I watch her from the roof top from binoculars. I wonder if she ever sleeps. one hundred and thirty-two times she’s checked the locks in a twenty-four-hour period as I looked down. I’ve been sleeping but with Nathan being upset things are tense, so I’ve only been getting a few hours here and there. Going back to old comforting habits when I couldn’t leave but not being in the same room with him, I went to the roof for a breath of fresh air. The best of both worlds, feeling free seeing everything even if I was under an umbrella- but also staying in the same general area, pacing and watching the world around me.
She’s blond and clearly terrified. For her this is real and happening in a world where she has babies to protect. Instead, I chose to block out the bad somewhere between home and horror to this place on the hill. Maybe it was Nathan or the prospect of being around someone else. Freedom to try exotic things that I didn’t know had existed as far as food and movies...

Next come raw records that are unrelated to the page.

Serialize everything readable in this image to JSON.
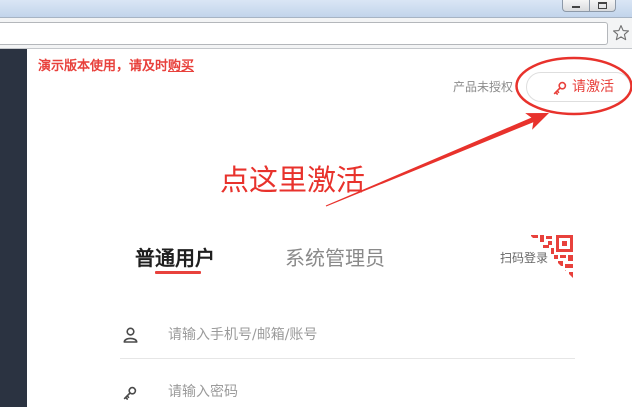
{
  "browser": {
    "icons": {
      "minimize": "minimize-icon",
      "maximize": "maximize-icon",
      "bookmark": "star-icon"
    }
  },
  "notice": {
    "prefix": "演示版本使用，请及时",
    "link": "购买"
  },
  "license": {
    "status": "产品未授权",
    "activate_label": "请激活",
    "activate_icon": "key-icon"
  },
  "annotation": {
    "text": "点这里激活"
  },
  "login": {
    "tabs": [
      {
        "label": "普通用户",
        "active": true
      },
      {
        "label": "系统管理员",
        "active": false
      }
    ],
    "qr_login": {
      "label": "扫码登录",
      "icon": "qr-code-icon"
    },
    "fields": [
      {
        "icon": "user-icon",
        "placeholder": "请输入手机号/邮箱/账号"
      },
      {
        "icon": "key-icon",
        "placeholder": "请输入密码"
      }
    ]
  },
  "colors": {
    "accent": "#e8413c",
    "annotation": "#e8322c",
    "sidebar": "#2b3341",
    "tab_inactive": "#8a8a8a"
  }
}
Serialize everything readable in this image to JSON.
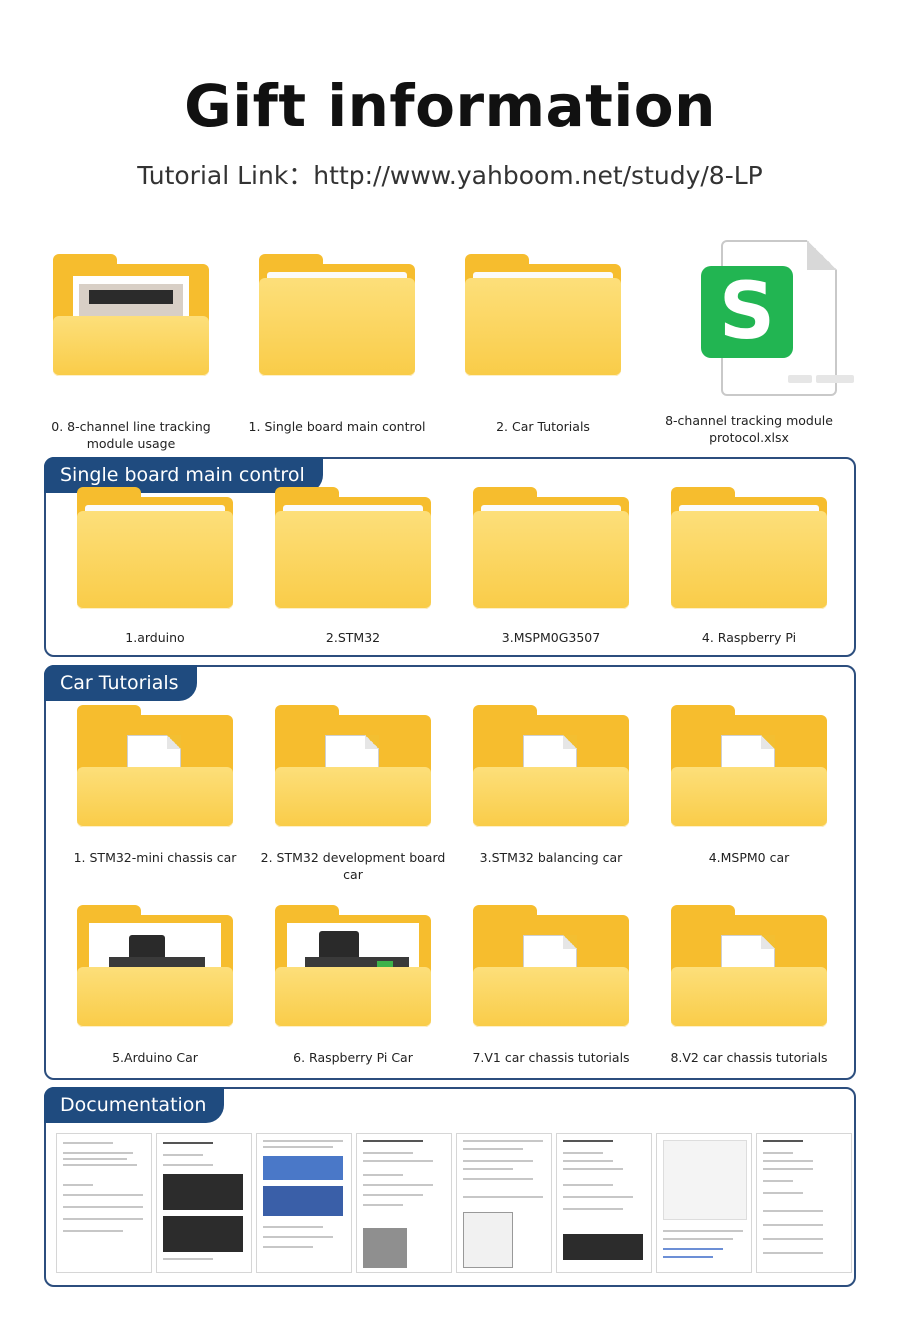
{
  "title": "Gift information",
  "subtitle": "Tutorial Link：http://www.yahboom.net/study/8-LP",
  "top_items": [
    {
      "label_line1": "0. 8-channel line tracking",
      "label_line2": "module usage",
      "icon": "folder-with-photo-icon"
    },
    {
      "label_line1": "1. Single board main control",
      "label_line2": "",
      "icon": "folder-icon"
    },
    {
      "label_line1": "2. Car Tutorials",
      "label_line2": "",
      "icon": "folder-icon"
    },
    {
      "label_line1": "8-channel tracking module",
      "label_line2": "protocol.xlsx",
      "icon": "spreadsheet-file-icon"
    }
  ],
  "single_board": {
    "tag": "Single board main control",
    "items": [
      "1.arduino",
      "2.STM32",
      "3.MSPM0G3507",
      "4. Raspberry Pi"
    ]
  },
  "car_tutorials": {
    "tag": "Car Tutorials",
    "row1": [
      {
        "line1": "1. STM32-mini chassis car",
        "line2": ""
      },
      {
        "line1": "2. STM32 development board",
        "line2": "car"
      },
      {
        "line1": "3.STM32 balancing car",
        "line2": ""
      },
      {
        "line1": "4.MSPM0 car",
        "line2": ""
      }
    ],
    "row2": [
      {
        "line1": "5.Arduino Car",
        "line2": ""
      },
      {
        "line1": "6. Raspberry Pi Car",
        "line2": ""
      },
      {
        "line1": "7.V1 car chassis tutorials",
        "line2": ""
      },
      {
        "line1": "8.V2 car chassis tutorials",
        "line2": ""
      }
    ]
  },
  "documentation": {
    "tag": "Documentation",
    "thumb_count": 8
  },
  "colors": {
    "accent": "#1f4b7f",
    "border": "#2c4e7e",
    "folder": "#f6bd2e",
    "spreadsheet_green": "#22b552"
  }
}
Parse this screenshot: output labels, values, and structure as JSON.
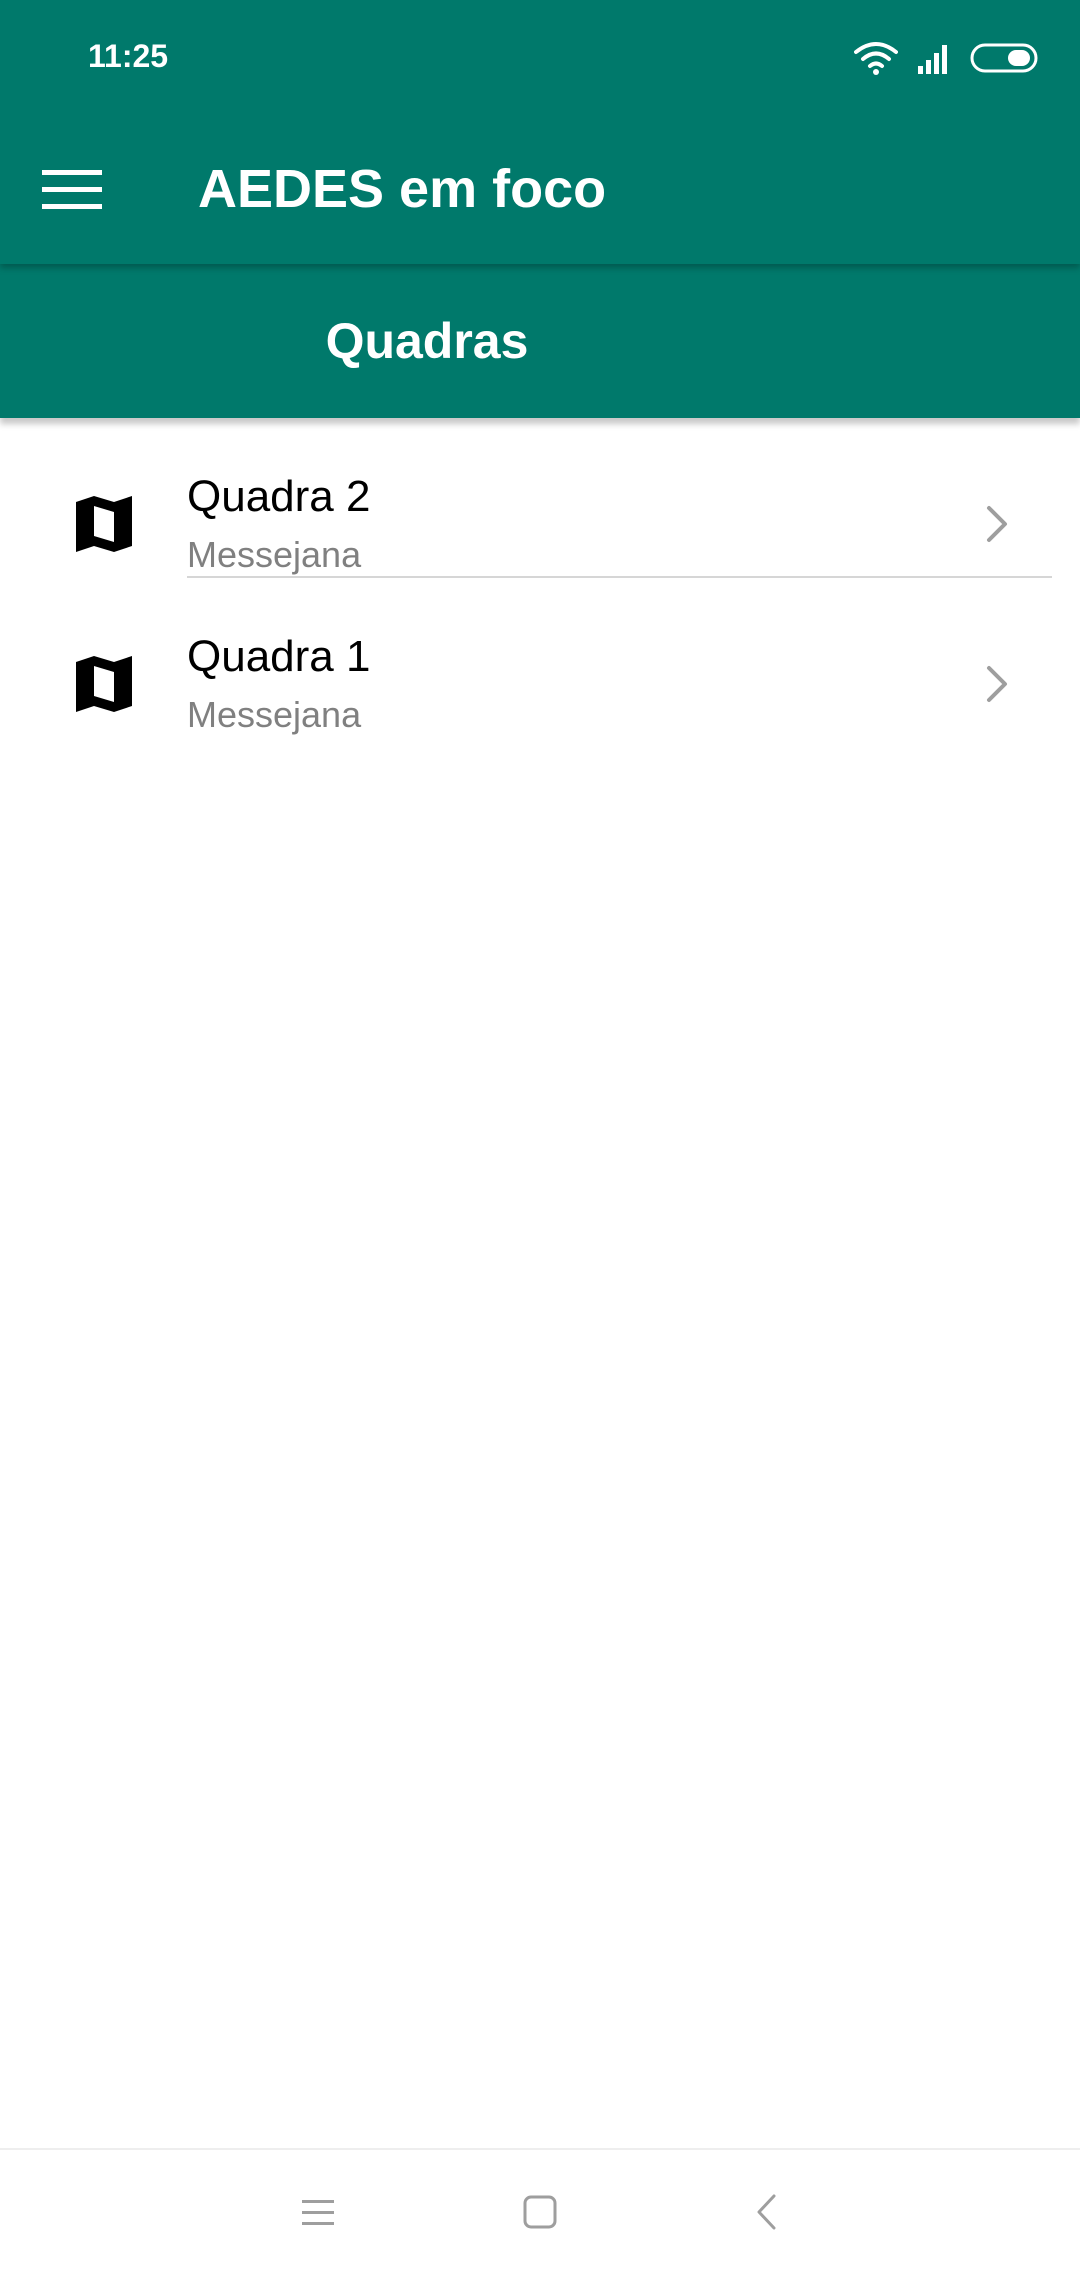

Nathan didn’t need to dial the number.
I did.
Maybe that makes me weak.
They’ll be here any time I imagine. The lady on the phone seemed to think I was making it up. So, I gave her the code to the case. The code to my life. One that under any emergency I was to submit. “Just put the number next to my name or statement or something.”
“Yeah, ok kid.” Sighed the lady on the other line sounding bored with me. “2-3-2-3-7?"
My breath caught in my chest for a moment- but as soon as a saw a flash of yellow hair in a window curtain upstairs peeking out the tightness was gone. "Yeah. Yeah, that's the number."
I don't know what I've done... but it's been done.